Tout chantre, à son début, c’est une de nos lois,
D’abord doit demander cent bouches et cent voix,
Soit que sur le théâtre, en style pathétique,
Il expose à nos yeux une action tragique ;
Soit qu’il peigne en grands vers le Parthe renversé,
Arrachant de son sein le trait qui l’a percé.
― Mais à quoi tend ce but ? et de quelle merveille
Voulez-vous par cent voix étonner notre oreille ?
Laissez à ces auteurs que tourmente Apollon,
Les sublimes brouillards des sommets d’Hélicon ;
Laissez-les du festin d’Atrée et de Thyeste,
Aux yeux du spectateur, faire l’apprêt funeste.

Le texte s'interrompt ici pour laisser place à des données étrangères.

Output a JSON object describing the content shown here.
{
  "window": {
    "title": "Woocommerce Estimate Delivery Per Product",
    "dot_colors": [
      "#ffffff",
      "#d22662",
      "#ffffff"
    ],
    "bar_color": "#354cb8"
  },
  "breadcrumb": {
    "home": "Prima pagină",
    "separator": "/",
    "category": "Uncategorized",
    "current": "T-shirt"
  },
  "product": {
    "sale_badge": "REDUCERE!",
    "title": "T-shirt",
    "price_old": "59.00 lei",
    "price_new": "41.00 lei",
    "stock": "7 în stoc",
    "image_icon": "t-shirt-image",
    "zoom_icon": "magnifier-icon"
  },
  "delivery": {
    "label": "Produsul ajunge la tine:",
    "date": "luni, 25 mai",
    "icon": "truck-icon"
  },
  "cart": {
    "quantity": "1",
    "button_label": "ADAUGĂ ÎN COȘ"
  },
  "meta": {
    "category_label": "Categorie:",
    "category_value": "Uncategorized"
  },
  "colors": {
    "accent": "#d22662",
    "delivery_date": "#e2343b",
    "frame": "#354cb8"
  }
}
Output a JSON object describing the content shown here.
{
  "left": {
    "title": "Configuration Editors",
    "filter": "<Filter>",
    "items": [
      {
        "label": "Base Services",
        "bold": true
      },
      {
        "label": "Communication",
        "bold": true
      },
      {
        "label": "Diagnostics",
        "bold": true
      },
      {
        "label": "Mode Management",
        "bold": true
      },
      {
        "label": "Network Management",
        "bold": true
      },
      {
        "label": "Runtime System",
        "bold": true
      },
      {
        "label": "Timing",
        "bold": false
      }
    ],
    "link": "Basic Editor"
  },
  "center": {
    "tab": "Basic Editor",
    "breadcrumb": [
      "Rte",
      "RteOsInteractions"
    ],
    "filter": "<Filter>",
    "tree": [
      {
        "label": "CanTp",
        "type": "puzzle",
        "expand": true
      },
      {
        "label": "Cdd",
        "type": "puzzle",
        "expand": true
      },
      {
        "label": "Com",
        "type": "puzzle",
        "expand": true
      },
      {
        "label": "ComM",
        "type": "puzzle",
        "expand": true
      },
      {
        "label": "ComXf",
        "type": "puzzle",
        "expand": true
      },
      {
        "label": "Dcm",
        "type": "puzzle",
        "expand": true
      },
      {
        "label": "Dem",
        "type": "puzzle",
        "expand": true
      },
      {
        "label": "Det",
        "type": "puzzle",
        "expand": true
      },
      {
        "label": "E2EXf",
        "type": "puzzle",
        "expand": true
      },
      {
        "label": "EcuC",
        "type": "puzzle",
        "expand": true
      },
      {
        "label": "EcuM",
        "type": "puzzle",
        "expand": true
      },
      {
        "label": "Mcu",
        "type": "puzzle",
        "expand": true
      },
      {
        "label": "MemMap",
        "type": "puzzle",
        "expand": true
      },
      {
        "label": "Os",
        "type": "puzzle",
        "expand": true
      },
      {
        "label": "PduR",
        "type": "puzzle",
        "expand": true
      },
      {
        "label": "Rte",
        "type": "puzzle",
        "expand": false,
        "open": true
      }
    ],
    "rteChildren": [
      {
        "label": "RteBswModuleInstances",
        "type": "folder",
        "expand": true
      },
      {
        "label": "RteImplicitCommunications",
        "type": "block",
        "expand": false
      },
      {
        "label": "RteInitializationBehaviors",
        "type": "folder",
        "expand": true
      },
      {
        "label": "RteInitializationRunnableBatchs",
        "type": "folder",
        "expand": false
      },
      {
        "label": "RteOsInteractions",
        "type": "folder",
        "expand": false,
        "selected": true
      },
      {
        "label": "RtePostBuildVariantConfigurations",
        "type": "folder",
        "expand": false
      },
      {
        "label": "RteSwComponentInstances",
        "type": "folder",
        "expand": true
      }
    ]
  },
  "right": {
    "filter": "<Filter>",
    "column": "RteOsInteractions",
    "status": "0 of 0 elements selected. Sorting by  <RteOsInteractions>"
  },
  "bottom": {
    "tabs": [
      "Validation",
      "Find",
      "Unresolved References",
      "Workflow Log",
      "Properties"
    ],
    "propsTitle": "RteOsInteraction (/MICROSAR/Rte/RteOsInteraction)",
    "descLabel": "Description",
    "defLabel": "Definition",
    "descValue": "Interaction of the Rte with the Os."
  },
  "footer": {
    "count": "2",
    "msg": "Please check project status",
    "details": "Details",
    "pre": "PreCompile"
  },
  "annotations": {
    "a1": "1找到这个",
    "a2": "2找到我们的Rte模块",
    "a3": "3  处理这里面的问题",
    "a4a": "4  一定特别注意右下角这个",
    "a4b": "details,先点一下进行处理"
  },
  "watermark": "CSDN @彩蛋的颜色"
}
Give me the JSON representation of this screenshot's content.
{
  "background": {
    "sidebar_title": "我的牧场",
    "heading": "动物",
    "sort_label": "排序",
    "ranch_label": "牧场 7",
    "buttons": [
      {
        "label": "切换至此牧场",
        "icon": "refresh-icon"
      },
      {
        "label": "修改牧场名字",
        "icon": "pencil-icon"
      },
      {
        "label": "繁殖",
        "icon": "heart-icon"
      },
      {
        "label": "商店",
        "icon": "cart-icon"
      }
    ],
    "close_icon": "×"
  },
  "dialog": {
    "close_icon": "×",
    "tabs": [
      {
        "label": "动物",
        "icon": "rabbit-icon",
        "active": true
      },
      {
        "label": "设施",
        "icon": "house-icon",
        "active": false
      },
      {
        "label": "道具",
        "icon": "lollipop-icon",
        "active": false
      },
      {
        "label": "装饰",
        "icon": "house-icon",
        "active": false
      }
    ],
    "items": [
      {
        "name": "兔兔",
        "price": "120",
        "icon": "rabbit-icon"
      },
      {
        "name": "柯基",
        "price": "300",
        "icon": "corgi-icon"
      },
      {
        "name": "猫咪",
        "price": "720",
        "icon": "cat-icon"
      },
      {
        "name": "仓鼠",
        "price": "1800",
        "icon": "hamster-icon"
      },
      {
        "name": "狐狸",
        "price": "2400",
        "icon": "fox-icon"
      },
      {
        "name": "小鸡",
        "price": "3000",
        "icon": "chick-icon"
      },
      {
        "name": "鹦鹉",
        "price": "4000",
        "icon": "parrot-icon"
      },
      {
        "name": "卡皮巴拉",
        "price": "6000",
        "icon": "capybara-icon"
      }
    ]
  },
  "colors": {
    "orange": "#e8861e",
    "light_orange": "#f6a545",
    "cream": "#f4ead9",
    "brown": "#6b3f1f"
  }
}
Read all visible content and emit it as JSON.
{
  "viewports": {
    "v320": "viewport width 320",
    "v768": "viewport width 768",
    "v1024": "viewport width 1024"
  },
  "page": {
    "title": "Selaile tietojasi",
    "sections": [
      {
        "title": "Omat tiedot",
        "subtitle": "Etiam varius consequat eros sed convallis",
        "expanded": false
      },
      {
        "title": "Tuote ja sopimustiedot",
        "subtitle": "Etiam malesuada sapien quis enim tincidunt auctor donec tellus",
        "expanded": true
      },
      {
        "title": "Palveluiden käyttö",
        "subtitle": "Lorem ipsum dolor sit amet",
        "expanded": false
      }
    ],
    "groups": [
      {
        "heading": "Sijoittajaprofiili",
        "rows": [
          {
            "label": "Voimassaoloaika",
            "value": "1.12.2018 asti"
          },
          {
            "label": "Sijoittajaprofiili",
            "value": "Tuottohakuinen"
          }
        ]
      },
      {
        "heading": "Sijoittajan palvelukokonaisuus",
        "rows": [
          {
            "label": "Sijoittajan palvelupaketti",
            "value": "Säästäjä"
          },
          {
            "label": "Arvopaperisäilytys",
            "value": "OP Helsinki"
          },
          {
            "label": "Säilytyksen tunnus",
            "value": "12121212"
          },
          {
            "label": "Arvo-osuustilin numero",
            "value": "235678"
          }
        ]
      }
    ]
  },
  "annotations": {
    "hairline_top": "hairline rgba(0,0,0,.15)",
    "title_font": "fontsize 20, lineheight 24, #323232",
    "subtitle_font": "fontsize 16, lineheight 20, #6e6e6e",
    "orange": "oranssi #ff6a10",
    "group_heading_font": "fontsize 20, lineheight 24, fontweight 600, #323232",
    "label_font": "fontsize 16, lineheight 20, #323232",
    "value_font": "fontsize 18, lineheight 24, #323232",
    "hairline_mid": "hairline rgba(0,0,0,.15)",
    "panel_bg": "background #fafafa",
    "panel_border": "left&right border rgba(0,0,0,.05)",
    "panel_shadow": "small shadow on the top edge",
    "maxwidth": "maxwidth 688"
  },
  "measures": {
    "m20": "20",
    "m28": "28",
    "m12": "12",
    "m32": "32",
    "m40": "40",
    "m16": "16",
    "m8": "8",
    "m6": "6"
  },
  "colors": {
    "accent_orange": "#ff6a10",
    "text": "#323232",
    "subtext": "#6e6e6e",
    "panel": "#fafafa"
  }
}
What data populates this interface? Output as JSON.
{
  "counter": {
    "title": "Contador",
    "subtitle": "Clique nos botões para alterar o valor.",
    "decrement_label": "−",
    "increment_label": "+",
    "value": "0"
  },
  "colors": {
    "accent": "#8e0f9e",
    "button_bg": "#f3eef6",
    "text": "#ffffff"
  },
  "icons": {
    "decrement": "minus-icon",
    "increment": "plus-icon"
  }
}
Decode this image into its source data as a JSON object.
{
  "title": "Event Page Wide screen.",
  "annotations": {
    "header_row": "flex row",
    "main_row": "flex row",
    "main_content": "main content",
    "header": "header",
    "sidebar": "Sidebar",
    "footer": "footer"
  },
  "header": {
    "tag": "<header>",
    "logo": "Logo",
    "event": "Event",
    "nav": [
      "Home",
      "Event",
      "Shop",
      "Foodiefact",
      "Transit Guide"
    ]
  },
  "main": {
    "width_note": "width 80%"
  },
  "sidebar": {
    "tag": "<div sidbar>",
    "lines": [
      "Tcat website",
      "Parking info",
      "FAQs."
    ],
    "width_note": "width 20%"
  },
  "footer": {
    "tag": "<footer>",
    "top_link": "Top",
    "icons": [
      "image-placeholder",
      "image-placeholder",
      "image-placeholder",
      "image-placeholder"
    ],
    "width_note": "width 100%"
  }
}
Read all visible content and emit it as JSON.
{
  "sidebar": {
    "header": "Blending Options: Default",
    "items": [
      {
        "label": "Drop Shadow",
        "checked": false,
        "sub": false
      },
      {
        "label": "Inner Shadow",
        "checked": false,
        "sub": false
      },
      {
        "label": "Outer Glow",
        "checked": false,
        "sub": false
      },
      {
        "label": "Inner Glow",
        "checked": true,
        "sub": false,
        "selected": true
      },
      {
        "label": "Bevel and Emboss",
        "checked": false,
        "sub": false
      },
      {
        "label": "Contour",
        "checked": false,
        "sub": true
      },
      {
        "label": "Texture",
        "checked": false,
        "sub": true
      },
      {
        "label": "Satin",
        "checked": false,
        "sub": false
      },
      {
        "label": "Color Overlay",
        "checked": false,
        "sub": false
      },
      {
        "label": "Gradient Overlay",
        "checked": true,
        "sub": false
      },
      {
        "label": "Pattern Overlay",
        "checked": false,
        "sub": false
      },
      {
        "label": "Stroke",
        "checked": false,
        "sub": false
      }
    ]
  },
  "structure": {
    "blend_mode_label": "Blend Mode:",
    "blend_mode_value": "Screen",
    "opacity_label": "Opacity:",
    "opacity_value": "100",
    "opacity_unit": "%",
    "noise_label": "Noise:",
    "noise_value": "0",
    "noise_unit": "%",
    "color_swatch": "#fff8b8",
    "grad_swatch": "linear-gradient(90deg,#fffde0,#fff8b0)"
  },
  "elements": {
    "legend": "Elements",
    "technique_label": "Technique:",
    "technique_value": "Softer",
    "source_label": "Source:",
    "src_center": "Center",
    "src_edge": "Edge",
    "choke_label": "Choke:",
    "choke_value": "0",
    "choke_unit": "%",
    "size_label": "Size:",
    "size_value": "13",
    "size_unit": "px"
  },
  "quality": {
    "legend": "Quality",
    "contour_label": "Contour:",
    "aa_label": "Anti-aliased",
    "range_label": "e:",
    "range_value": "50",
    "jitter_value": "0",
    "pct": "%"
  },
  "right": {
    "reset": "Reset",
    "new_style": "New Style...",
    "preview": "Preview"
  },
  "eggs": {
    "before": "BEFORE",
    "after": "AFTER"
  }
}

Qu’ils servent tous les jours ce souper à Glycon.
Pour vous, avec plus d’art, ménageant votre ton,
Vous ne vous piquez point, quelqu’ordre qui vous presse,
D’imiter ces soufflets qu’Éole enfle sans cesse.
Vous n’êtes point de ceux dont les rauques accens
Laissent à peine ouïr des mots vides de sens ;
Et jamais on n’a vu, d’un amas d’air gonflée,
Votre bouche enfanter une sentence enflée.
Simple dans votre style, et d’un goût délicat,
Des grands mots avec soin vous évitez l’éclat,
Habile également, soit qu’un tableau sublime
Sous vos mâles couleurs fasse pâlir le crime,
Soit que des traits légers d’un crayon grâcieux,
Vous nous mettiez sans fiel nos défauts sous les yeux ;
Courage : gardez-vous d’envier à Mycènes
Les festins de ses rois et ces horribles scènes
De membres mutilés et de chairs en lambeaux.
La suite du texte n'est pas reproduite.